In the case of dilation, the coordinates of point C (3,4) when dilated with a center of (2,0) and a scale factor of 2, will be found by increasing the distance of point C from the center by two times. The x-coordinate will increase by 2 times (3-2) which is 2, so 3 + 2 = 5. The y-coordinate will increase by 2 times 4, which is 8, so 4 + 8 = 12. Therefore, the coordinates of the dilated image of point C are (5,12).
The equation of the line passing through the original point C (3,4) and its dilated image (5,12) can be found using the slope formula. The slope, m, is the change in y over the change in x, which in this case is (12 - 4) / (5 - 3) = 8/2 = 4. Using the point-slope formula, the equation of the line is y - 4 = 4(x - 3), which simplifies to y = 4x - 8.
The probable question may be:
Given the expression s^3−9s^2+s−9, factorize it completely.
Coordinate Transformation:
Point C in a coordinate system has coordinates (3,4).

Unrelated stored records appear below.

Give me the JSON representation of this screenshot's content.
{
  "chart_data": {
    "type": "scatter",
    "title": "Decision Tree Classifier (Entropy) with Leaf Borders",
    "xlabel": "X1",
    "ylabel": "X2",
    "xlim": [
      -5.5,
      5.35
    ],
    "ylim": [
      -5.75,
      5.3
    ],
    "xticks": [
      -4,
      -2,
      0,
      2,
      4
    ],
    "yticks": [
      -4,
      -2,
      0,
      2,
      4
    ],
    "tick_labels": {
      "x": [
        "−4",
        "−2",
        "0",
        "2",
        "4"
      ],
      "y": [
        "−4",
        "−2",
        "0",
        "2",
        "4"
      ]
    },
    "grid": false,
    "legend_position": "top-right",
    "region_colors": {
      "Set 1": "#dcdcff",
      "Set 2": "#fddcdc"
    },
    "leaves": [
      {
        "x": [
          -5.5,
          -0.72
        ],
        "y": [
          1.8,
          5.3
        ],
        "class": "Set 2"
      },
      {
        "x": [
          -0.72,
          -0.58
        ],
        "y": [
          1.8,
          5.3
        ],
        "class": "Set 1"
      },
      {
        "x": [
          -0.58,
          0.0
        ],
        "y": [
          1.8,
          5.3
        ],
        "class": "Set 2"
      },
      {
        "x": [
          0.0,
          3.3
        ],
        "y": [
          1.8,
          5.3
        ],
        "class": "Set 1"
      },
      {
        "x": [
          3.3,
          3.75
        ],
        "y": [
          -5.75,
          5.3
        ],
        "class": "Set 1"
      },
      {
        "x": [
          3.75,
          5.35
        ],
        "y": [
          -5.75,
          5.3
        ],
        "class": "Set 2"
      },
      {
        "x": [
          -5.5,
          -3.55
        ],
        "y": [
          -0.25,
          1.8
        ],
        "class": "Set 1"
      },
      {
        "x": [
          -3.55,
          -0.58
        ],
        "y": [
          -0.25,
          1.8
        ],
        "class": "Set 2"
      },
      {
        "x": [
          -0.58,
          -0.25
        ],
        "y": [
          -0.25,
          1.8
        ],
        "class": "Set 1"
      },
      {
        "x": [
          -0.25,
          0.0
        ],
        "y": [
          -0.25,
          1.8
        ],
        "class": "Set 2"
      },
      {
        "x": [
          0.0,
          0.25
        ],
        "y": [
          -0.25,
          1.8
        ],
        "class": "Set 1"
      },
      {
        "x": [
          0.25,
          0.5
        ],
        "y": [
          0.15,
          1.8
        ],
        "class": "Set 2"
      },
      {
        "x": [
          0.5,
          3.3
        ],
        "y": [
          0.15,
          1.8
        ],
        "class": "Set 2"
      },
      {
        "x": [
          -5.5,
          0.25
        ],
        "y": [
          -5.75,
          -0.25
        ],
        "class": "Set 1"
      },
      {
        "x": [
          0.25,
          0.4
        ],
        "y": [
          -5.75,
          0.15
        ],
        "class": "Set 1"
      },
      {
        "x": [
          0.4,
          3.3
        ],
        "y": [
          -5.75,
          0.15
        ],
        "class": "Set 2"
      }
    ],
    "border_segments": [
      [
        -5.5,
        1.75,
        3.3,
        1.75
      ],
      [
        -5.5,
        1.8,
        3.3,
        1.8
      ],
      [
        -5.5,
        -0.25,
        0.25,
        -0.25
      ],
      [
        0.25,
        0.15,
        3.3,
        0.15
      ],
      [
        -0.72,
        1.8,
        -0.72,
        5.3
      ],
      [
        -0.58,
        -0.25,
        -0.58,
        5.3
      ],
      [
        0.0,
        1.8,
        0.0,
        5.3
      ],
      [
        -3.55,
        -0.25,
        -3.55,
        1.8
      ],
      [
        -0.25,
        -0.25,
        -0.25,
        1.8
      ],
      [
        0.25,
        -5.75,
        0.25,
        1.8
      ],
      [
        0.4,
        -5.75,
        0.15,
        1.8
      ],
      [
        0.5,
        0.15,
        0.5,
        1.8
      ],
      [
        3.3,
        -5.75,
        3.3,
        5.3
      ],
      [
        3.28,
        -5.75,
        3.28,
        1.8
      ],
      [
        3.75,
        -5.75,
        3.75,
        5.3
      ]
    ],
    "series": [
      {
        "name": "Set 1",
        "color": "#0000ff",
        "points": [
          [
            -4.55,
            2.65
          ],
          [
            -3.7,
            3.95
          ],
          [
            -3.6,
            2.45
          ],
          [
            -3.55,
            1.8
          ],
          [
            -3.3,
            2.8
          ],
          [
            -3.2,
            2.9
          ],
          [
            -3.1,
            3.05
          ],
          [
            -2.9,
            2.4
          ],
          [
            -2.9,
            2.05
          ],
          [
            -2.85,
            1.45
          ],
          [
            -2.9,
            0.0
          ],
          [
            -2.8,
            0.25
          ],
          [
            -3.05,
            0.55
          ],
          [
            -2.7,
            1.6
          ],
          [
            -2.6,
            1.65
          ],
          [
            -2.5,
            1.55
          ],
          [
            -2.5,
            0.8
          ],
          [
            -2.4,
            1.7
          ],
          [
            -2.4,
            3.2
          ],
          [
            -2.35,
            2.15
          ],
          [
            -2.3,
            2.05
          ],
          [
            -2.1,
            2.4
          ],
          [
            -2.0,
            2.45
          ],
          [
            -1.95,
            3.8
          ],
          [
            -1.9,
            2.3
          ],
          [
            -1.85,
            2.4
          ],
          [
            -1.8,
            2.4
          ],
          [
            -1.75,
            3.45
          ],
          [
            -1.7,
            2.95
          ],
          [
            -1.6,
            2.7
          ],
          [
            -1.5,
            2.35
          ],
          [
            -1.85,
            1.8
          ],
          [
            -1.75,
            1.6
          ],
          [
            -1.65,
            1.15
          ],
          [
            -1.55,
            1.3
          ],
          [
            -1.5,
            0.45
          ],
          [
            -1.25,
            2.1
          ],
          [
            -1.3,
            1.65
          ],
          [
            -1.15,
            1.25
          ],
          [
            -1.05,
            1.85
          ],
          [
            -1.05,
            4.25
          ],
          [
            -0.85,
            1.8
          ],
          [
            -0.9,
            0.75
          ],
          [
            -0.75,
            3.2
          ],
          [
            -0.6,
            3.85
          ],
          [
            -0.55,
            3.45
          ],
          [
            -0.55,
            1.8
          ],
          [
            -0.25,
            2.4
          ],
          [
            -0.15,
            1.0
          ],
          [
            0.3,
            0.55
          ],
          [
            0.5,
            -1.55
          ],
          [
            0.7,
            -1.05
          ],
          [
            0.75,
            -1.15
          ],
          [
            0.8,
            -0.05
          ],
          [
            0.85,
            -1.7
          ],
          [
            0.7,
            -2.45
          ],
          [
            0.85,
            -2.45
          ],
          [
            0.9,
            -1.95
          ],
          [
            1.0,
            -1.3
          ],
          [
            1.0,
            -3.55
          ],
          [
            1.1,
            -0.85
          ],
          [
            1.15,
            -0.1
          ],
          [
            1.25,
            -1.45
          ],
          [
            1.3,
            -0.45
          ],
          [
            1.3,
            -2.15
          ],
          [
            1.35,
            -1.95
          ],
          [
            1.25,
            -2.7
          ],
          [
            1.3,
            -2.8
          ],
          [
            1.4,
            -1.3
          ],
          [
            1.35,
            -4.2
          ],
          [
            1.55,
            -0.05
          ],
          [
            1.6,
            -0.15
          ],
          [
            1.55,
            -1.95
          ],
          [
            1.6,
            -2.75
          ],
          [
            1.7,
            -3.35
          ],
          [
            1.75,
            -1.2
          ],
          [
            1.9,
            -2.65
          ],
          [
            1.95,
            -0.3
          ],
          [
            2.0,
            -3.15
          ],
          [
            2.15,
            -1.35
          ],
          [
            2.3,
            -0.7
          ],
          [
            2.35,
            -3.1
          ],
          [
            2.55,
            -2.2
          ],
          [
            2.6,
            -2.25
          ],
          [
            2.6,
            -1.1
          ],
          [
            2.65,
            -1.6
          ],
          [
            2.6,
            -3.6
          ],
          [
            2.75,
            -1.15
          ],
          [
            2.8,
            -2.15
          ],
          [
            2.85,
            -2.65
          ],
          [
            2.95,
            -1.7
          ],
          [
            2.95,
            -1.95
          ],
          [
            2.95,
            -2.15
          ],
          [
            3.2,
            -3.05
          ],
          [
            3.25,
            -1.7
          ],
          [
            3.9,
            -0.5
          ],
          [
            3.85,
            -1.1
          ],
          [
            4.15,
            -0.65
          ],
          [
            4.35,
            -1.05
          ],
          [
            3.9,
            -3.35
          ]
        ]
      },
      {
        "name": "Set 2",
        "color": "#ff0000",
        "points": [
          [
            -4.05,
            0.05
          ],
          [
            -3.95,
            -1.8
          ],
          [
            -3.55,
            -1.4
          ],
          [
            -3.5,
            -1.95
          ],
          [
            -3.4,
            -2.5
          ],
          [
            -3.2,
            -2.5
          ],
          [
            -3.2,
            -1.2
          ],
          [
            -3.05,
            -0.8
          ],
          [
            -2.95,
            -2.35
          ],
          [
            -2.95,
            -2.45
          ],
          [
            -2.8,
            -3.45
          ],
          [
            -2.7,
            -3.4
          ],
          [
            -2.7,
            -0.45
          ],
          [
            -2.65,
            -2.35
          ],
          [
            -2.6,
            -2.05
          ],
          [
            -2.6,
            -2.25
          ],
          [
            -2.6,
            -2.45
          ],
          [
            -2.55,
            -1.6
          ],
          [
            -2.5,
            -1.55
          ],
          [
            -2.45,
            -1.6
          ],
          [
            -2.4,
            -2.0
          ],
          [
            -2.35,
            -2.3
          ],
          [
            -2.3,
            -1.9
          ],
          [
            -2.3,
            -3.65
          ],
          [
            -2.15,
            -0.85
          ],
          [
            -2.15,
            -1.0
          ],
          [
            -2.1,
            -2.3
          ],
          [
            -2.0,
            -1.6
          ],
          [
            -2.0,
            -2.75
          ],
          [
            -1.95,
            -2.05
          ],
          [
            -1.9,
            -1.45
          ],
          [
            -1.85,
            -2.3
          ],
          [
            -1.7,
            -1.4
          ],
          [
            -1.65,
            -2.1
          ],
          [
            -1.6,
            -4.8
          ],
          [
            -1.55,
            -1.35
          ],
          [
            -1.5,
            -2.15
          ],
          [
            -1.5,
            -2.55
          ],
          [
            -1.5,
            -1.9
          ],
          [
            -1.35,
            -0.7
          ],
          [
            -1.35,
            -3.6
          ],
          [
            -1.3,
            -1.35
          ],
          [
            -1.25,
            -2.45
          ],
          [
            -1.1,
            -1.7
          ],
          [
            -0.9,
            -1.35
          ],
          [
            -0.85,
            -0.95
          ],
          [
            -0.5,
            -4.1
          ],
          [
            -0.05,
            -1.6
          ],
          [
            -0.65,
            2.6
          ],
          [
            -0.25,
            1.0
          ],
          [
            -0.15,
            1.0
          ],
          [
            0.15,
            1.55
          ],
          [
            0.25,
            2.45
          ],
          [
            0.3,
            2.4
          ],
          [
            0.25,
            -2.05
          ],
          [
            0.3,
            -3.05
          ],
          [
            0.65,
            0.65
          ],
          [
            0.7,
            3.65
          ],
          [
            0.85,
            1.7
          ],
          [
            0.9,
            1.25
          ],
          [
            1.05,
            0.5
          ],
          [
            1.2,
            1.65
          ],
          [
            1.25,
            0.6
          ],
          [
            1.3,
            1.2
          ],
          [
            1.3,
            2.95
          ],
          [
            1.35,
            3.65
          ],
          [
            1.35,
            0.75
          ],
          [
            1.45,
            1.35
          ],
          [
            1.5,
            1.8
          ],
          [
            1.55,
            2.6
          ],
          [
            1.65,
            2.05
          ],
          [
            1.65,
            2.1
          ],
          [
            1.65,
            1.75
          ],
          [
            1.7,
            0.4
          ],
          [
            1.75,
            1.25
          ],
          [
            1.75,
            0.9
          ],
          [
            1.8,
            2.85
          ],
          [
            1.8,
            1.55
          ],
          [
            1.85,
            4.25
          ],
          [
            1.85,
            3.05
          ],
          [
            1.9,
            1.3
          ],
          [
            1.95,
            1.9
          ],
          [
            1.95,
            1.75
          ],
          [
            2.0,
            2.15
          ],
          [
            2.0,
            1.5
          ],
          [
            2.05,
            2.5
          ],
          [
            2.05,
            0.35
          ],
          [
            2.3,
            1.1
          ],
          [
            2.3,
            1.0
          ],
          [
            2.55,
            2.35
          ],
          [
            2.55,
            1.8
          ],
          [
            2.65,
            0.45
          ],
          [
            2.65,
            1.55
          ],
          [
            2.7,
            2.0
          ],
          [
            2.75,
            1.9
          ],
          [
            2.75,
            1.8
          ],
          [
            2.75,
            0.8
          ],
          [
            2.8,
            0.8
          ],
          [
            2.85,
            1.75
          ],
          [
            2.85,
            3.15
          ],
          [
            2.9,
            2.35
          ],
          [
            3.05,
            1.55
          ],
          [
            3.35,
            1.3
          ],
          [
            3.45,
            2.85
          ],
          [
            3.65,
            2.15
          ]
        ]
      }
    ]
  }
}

If triangle ABC is dilated with center (2,0) and a scale factor of 2, find the coordinates of the image of point C after dilation.
Equation of a Line:
Considering a line passing through the original point C(3,4) and its dilated image, write an equation for the line containing all possible images of point C after the dilation process.
Additional Information:
In mathematics, factoring is a fundamental skill used to simplify expressions. Dilations involve enlarging or reducing figures by a scale factor while maintaining their shape. The equation of a line is a crucial concept in coordinate geometry, providing a way to express the relationship between points on a plane. These concepts are essential in various mathematical applications, from algebraic simplifications to geometric transformations.